Los dirigentes de la Alemania del Este habían pedido ayuda a los rusos. Gorbachov fue diáfano: “El Ejército soviético no actuará contra la población”. ¿Qué solución cabía? ¿Una masacre? Egon Krentz, el entonces presidente de la RDA, lo consideró como opción, según declararía después.

Detrás del Telón de Acero había un mundo desconocido -y aún mitificado por algunos- por descubrir. Alemania Oriental era su supuesta joya económica, pero en las fruterías sólo se vendían coles; los cosméticos se envasaban en botes de detergente, o así lo parecía; los maniquíes de los grandes almacenes remitían a 20 años atrás. El popular Trabant, coche de cartón plastificado, se orillaba en las calles sin repuestos para sus averías. Únicamente una fábrica nos franqueó la entrada al equipo de televisión. Elaboraba material para endoscopias: su maquinaria parecía datar de los años cincuenta. El Muro se caía solo… por consunción.

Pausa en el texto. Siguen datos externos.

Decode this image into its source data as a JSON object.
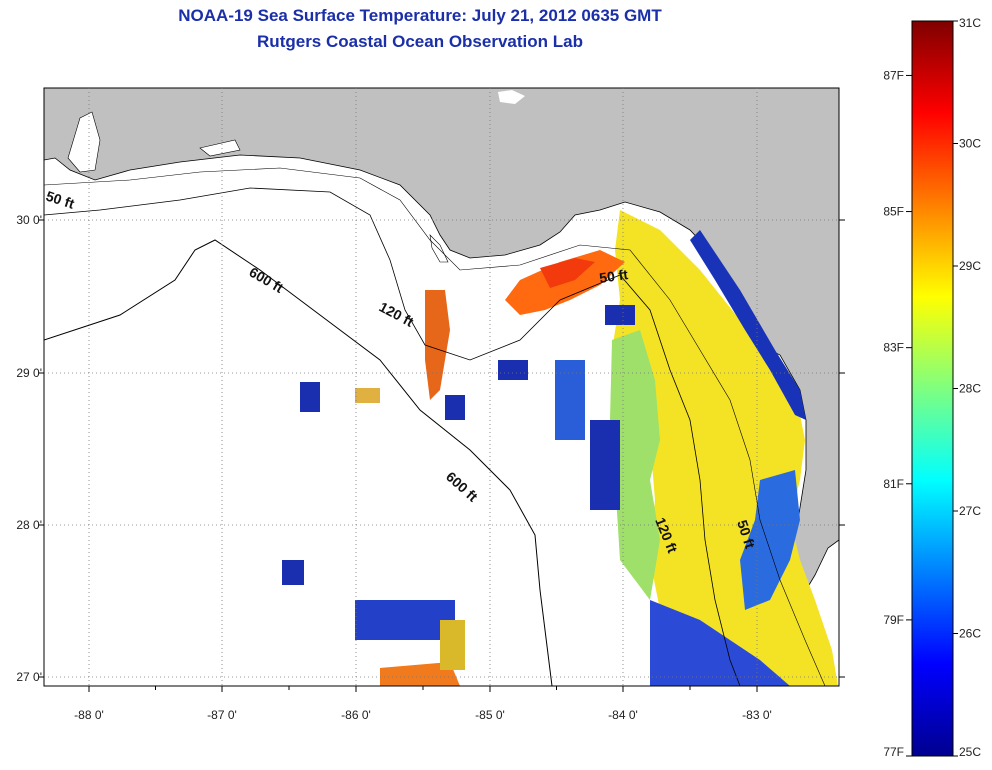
{
  "header": {
    "title": "NOAA-19 Sea Surface Temperature:  July 21, 2012 0635 GMT",
    "subtitle": "Rutgers Coastal Ocean Observation Lab"
  },
  "map": {
    "lon_ticks": [
      "-88 0'",
      "-87 0'",
      "-86 0'",
      "-85 0'",
      "-84 0'",
      "-83 0'"
    ],
    "lat_ticks": [
      "30 0'",
      "29 0'",
      "28 0'",
      "27 0'"
    ],
    "contour_labels": {
      "shelf_50_west": "50 ft",
      "isobath_600_north": "600 ft",
      "isobath_120_north": "120 ft",
      "shelf_50_east": "50 ft",
      "isobath_600_south": "600 ft",
      "isobath_120_south": "120 ft",
      "shelf_50_south": "50 ft"
    },
    "colors": {
      "land": "#c0c0c0",
      "ocean_nodata": "#ffffff",
      "frame": "#000000"
    }
  },
  "colorbar": {
    "celsius_labels": [
      "31C",
      "30C",
      "29C",
      "28C",
      "27C",
      "26C",
      "25C"
    ],
    "fahrenheit_labels": [
      "87F",
      "85F",
      "83F",
      "81F",
      "79F",
      "77F"
    ],
    "range_c": [
      25,
      31
    ],
    "colormap": "jet"
  }
}
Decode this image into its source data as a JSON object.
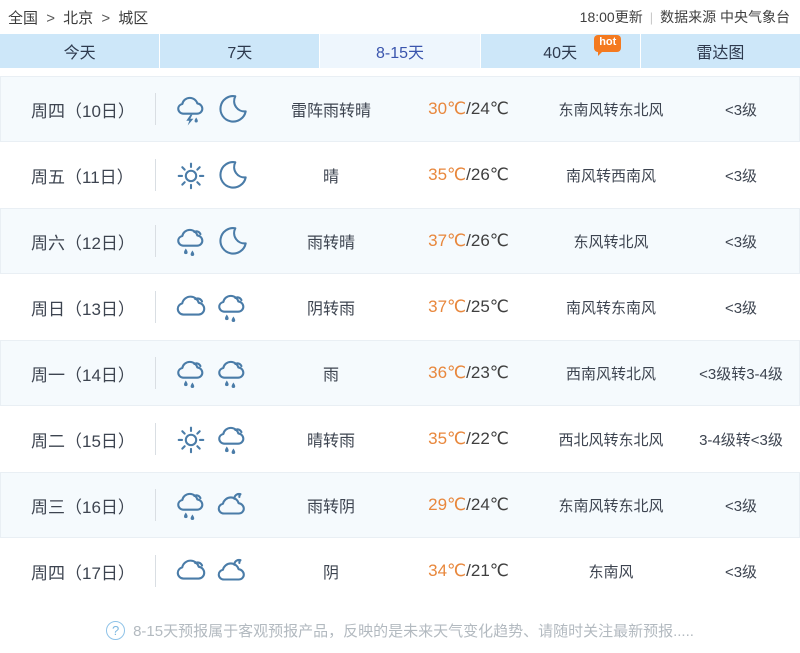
{
  "breadcrumb": {
    "items": [
      "全国",
      "北京",
      "城区"
    ],
    "separator": ">"
  },
  "update_info": {
    "time": "18:00更新",
    "separator": "|",
    "source": "数据来源 中央气象台"
  },
  "tabs": [
    {
      "label": "今天",
      "selected": false
    },
    {
      "label": "7天",
      "selected": false
    },
    {
      "label": "8-15天",
      "selected": true
    },
    {
      "label": "40天",
      "selected": false,
      "badge": "hot"
    },
    {
      "label": "雷达图",
      "selected": false
    }
  ],
  "forecast": {
    "rows": [
      {
        "day": "周四（10日）",
        "icons": [
          "thunder-rain-icon",
          "moon-icon"
        ],
        "weather": "雷阵雨转晴",
        "high": "30℃",
        "low": "/24℃",
        "wind": "东南风转东北风",
        "level": "<3级"
      },
      {
        "day": "周五（11日）",
        "icons": [
          "sun-icon",
          "moon-icon"
        ],
        "weather": "晴",
        "high": "35℃",
        "low": "/26℃",
        "wind": "南风转西南风",
        "level": "<3级"
      },
      {
        "day": "周六（12日）",
        "icons": [
          "rain-icon",
          "moon-icon"
        ],
        "weather": "雨转晴",
        "high": "37℃",
        "low": "/26℃",
        "wind": "东风转北风",
        "level": "<3级"
      },
      {
        "day": "周日（13日）",
        "icons": [
          "cloud-icon",
          "rain-icon"
        ],
        "weather": "阴转雨",
        "high": "37℃",
        "low": "/25℃",
        "wind": "南风转东南风",
        "level": "<3级"
      },
      {
        "day": "周一（14日）",
        "icons": [
          "rain-icon",
          "rain-icon"
        ],
        "weather": "雨",
        "high": "36℃",
        "low": "/23℃",
        "wind": "西南风转北风",
        "level": "<3级转3-4级"
      },
      {
        "day": "周二（15日）",
        "icons": [
          "sun-icon",
          "rain-icon"
        ],
        "weather": "晴转雨",
        "high": "35℃",
        "low": "/22℃",
        "wind": "西北风转东北风",
        "level": "3-4级转<3级"
      },
      {
        "day": "周三（16日）",
        "icons": [
          "rain-icon",
          "overcast-icon"
        ],
        "weather": "雨转阴",
        "high": "29℃",
        "low": "/24℃",
        "wind": "东南风转东北风",
        "level": "<3级"
      },
      {
        "day": "周四（17日）",
        "icons": [
          "cloud-icon",
          "overcast-icon"
        ],
        "weather": "阴",
        "high": "34℃",
        "low": "/21℃",
        "wind": "东南风",
        "level": "<3级"
      }
    ]
  },
  "footer": {
    "icon": "question-icon",
    "text": "8-15天预报属于客观预报产品，反映的是未来天气变化趋势、请随时关注最新预报....."
  },
  "colors": {
    "accent_orange": "#e8873c",
    "icon_blue": "#4a7ca8",
    "tab_bg": "#cde7f9",
    "tab_selected_bg": "#eef6fd",
    "tab_selected_text": "#3a55ad",
    "hot_badge": "#f47a20",
    "row_alt_bg": "#f5fafd",
    "row_border": "#e9eff4"
  }
}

El día 9 de noviembre, tras unas horas de confusión, un informador envió esta noticia a su agencia: “El muro de Berlín se ha abierto”. No era así. Todavía no. A las 18.57 había comenzado lo que el embajador español Álvarez de Toledo denominó “cadena de malentendidos”.

La televisión germano-occidental dio la noticia en su informativo de noche, visible en el Este. El paso del puente de Bornholmer se ubicaba a pocos pasos de la Embajada española, donde nos encontrábamos el equipo de TVE. Fuimos hacia allí: unas 50 personas curioseaban y no ejercían presión alguna. Un policía abrió la puerta y dijo: “Pueden pasar”. Eran las 21.12. Al otro lado, los germano-occidentales aguardaban con champán. Estalló el júbilo, los abrazos, las lágrimas, aunque persistía el temor. Poco después, mareas humanas rodearon el Muro, muchos llevaban picos para derribarlo, otros trepaban para cruzarlo, ya sin el miedo a ser ametrallados”.

Aquí el artículo completo.

 Ciertamente, el muro tenía dos caras y la occidental también se desmorona -en este caso por sus insostenibles desequilibrios sociales-. También su nomenclatura se atrinchera en el poder.  Es la sociedad quien puede soplar sobre los muros podridos hasta derribarlos. Los germanorientales lo hicieron “sin dar un grito ni perder una hora de trabajo”, como decía el embajador español en la RDA Alonso Alvárez de Toledo, pero con firmeza encomiable. La libertad, sí, es un caudal incontenible, pero libertad sin equidad tampoco sirve.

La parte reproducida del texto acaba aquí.